Most things in the game map that do flash, are very important for the player to take note of. Such as:
1) Enemies flash, so you don't forget about them when you go to move, so you don't die unnecessarily, which always feels unfair.
2) Runic Objects (Enchanter, Pool, Forge) flash so that if you are looking for one to do upgrading, elixir refilling, or crafting, then you don't miss them. Also, they flash on the map out of FOV, so you know where to go after you've passed one.
3) Portals flash, to make you aware of them, so that you don't stay too close to them. That's where the enemies come from.
4) Stairs flash, to help the player find the way out of the sea of ASCII characters.
5) The Runestone flashes, as it is a combination of the Enchanter, Pool and Forge, rolled into one and attuning to it acts as your respawn point.
6) Biome-Specific Lootables and Chaos Strongboxes have the potential of having really great loot inside, and thus the player will want to notice them.
7) Treasure Fiends drop a lot of loot, if you can kill them, making them something the player will want to focus on.

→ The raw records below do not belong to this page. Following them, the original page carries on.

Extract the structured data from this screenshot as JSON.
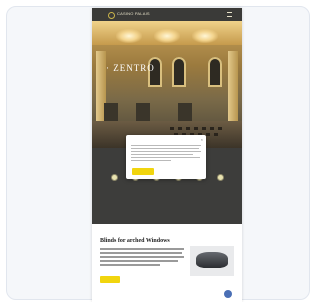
{
  "header": {
    "logo_text": "CASINO PALAIS",
    "menu_icon": "hamburger-menu-icon"
  },
  "hero": {
    "title": "· ZENTRO"
  },
  "dark_section": {
    "heading": "",
    "steps": [
      {
        "label": ""
      },
      {
        "label": ""
      },
      {
        "label": ""
      },
      {
        "label": ""
      },
      {
        "label": ""
      },
      {
        "label": ""
      }
    ]
  },
  "cookie_dialog": {
    "title": "",
    "accept_label": "",
    "reject_label": "",
    "preferences_label": ""
  },
  "content": {
    "title": "Blinds for arched Windows",
    "cta_label": ""
  },
  "colors": {
    "accent": "#f1d50e",
    "header_bg": "#3a3a38",
    "dark_section_bg": "#3d3d3b"
  }
}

The most important objects flashes prismatically; all 7 colors of the rainbow. So these are biome-specific lootables, Chaos Strongboxes, Treasure Fiends, Primal Chaos Portals, Descending Runic Gates, and the Runestone. Otherwise flashing is there to help a player notice them on varying biomes with different floor colors; ie an Archer is normally Yellow, so that is going to be hard to see on a Light Yellow floor color of the Desolate Ruins biome... so by making it flash, you actually notice them.

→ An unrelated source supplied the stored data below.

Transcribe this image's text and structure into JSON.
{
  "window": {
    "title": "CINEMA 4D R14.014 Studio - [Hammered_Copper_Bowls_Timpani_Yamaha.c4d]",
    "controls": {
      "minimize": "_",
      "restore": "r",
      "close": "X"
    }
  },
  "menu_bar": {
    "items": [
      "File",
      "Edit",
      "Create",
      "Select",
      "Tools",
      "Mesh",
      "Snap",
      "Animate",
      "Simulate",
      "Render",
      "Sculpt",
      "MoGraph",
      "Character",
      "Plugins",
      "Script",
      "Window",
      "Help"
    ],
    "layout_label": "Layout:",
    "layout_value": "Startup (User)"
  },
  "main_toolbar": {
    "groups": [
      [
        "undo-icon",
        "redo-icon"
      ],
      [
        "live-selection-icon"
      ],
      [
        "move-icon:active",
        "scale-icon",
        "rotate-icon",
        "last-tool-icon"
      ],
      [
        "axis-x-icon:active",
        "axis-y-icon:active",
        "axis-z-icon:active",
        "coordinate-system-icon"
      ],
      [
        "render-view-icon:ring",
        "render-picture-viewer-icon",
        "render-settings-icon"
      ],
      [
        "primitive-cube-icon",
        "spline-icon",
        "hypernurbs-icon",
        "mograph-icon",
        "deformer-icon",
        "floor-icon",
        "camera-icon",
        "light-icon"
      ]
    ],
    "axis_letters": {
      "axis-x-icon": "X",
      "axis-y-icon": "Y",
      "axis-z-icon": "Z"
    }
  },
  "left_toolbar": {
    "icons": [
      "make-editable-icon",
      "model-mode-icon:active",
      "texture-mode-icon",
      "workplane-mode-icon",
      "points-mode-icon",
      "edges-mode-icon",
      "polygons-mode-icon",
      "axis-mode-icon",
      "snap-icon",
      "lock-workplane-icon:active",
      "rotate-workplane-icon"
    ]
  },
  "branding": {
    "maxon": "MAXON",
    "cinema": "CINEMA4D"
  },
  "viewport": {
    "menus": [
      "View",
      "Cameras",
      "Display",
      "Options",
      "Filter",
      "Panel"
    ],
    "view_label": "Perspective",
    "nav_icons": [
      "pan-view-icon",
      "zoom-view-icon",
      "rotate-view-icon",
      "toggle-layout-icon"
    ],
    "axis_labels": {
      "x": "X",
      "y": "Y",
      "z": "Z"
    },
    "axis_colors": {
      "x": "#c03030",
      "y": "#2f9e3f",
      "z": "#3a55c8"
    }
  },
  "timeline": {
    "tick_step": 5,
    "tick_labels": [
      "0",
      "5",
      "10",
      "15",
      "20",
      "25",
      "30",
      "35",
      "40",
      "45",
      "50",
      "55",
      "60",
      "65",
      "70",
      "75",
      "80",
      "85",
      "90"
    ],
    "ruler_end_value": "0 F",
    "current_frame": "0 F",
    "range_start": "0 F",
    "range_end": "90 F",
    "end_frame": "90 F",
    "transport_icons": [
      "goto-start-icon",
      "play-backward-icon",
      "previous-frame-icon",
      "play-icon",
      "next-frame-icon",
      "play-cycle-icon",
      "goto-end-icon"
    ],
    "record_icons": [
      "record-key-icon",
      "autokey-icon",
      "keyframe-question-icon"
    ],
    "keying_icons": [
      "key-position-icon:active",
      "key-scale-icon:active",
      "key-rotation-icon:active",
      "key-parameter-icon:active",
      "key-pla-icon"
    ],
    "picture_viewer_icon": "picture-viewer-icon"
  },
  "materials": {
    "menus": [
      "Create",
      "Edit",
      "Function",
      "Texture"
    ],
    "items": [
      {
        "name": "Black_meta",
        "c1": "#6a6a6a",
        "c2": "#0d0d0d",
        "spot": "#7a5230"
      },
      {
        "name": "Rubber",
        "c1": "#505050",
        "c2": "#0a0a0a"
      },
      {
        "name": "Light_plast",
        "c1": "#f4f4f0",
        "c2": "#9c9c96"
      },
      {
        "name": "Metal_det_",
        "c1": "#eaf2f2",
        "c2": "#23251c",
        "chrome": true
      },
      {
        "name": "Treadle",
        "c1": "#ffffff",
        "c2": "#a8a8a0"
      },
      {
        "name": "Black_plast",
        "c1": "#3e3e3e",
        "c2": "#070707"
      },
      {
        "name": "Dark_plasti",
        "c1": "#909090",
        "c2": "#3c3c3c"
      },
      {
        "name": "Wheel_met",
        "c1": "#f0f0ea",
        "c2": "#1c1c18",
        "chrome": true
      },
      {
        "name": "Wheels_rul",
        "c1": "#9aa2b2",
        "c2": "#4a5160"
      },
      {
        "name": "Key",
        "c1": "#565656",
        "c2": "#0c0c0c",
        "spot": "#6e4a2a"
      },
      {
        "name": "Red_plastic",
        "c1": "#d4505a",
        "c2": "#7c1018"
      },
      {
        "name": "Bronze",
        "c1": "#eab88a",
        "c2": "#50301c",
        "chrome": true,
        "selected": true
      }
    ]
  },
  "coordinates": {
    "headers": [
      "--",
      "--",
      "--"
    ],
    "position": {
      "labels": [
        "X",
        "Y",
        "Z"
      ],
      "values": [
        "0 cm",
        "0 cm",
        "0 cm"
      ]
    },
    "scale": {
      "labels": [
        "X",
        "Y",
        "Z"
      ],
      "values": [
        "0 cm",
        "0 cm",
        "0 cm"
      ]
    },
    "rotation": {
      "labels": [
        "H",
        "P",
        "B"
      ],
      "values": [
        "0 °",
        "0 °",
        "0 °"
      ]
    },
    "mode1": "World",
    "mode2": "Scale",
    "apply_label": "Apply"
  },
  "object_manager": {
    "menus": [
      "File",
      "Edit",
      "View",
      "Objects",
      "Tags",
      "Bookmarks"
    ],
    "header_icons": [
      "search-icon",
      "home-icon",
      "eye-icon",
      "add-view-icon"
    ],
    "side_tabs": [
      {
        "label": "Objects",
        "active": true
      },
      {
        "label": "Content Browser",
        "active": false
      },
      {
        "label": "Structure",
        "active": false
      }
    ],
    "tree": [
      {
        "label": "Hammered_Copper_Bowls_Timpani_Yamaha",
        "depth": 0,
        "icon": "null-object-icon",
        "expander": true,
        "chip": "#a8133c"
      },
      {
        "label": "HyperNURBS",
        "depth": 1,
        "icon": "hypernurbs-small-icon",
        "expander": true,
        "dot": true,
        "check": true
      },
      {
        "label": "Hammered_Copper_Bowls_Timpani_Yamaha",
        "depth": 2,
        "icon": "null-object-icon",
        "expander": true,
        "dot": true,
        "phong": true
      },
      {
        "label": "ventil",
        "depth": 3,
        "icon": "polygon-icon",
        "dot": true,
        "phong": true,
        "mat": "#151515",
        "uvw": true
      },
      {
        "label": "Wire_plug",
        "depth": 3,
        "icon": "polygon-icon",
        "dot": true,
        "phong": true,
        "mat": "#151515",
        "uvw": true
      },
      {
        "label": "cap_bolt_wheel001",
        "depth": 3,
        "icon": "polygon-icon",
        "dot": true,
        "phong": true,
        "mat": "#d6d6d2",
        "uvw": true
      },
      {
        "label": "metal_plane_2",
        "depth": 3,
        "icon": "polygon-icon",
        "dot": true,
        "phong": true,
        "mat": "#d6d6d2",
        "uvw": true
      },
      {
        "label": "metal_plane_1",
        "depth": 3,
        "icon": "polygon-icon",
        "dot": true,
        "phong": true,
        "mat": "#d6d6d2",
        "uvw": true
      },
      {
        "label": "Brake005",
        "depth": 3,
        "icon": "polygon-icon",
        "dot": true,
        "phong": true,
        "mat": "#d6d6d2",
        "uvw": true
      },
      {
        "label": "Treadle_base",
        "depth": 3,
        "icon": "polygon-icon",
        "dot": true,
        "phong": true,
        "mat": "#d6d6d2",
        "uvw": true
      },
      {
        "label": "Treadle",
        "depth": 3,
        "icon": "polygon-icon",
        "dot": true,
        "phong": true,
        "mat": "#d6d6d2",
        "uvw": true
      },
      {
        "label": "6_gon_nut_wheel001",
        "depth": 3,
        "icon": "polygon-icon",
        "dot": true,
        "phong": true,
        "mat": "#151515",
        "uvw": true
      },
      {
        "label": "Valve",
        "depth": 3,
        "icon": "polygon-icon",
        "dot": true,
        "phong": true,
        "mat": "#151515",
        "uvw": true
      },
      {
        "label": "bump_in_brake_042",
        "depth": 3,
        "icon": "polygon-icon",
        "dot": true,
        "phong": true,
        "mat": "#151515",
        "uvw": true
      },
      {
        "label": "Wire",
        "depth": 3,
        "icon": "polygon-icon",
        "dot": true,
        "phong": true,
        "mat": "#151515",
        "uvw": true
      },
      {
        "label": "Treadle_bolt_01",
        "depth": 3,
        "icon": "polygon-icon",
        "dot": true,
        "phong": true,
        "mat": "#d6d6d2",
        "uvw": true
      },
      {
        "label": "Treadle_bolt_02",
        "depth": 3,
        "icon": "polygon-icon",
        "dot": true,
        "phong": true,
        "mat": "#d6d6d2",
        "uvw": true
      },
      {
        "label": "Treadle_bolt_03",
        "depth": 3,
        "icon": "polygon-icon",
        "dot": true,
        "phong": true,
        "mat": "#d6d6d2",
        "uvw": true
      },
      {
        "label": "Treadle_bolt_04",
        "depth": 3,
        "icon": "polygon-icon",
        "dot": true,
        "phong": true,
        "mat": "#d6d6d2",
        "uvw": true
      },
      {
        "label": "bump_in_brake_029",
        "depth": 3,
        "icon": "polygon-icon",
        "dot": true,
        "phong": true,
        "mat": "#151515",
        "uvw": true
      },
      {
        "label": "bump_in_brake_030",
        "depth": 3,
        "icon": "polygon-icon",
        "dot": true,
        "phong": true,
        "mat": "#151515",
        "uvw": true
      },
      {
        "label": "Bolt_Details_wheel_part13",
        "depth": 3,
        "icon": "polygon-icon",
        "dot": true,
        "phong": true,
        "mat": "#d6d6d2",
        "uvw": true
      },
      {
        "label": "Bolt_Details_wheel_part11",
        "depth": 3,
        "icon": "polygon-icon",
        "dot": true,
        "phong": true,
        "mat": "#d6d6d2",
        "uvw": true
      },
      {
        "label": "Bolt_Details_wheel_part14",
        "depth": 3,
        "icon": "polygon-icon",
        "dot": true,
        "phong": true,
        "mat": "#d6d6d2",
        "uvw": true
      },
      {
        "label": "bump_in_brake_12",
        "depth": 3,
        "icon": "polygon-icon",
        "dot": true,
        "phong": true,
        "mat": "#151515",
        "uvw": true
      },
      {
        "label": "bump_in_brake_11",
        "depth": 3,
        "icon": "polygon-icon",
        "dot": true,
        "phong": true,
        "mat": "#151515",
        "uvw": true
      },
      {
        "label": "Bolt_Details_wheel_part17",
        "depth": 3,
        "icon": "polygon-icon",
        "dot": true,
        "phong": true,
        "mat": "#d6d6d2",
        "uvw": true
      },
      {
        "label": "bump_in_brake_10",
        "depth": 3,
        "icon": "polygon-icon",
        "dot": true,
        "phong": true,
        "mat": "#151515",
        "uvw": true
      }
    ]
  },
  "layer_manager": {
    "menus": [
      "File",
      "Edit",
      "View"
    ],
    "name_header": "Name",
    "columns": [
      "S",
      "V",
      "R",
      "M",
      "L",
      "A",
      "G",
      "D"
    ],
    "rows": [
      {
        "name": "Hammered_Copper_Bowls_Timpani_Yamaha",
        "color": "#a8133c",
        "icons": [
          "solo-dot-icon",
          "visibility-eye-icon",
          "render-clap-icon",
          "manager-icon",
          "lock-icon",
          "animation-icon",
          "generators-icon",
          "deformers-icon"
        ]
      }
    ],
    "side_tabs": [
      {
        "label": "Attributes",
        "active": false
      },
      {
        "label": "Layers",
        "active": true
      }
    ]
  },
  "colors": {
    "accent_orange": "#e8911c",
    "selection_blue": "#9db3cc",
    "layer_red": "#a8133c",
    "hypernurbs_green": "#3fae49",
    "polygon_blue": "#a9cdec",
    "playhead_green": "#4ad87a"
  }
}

Well, that is why I suggest doing the interactive tutorial. It has almost fully phased out the old textual tutorial (which is found in the escape menu if someone ever wants to read it) and helps to teach most players the basics of gameplay so that they can play the game successfully. After implementing the interactive tutorial, the number of complaints from brand new players about not knowing what is going on, has greatly been reduced. So, I suggest you do the interactive tutorial; if it is not active, go to Options at the Main Menu, and activate it (I made it an option to disable it for returning players that didn't want to redo the tutorial). Mouse information appears on a line above your health bar, by the way.
Well, if you ever went to save the game manually, you'd have to press escape (ESC) to do it. If you simply closed the application, forcefully, then it wouldn't save. Unless you had been playing for at least 5 minutes, in which it would have autosaved, or if you had switched floors, then it would also autosave.
Sometimes a simple character can convey a lot of information, but it generally requires the user to play that game a fair bit to be able to recognize quickly what the symbol means. I've tried to work on this system further by color-coded various objects as well, so even if you don't recognize the character, the color of the character is consistent. As an example, all melee horde are blue, all ranged horde are yellow, and all spellcaster horde are red. All melee primals are green, all ranged primals are orange, and all spellcaster primals are purple. Specific walls are always the same color so a person should be able to recognize an illusionary wall from a solid wall.
I understand that narration in games and graphical tiles can greatly improve the UI and the ability for a user to recognize key objects, but right now I'm working with what I have, and trying to do the best I can do with my limited set of tools and abilities.
EDIT: Forgot to upload the second Hotfix here. Updated main post!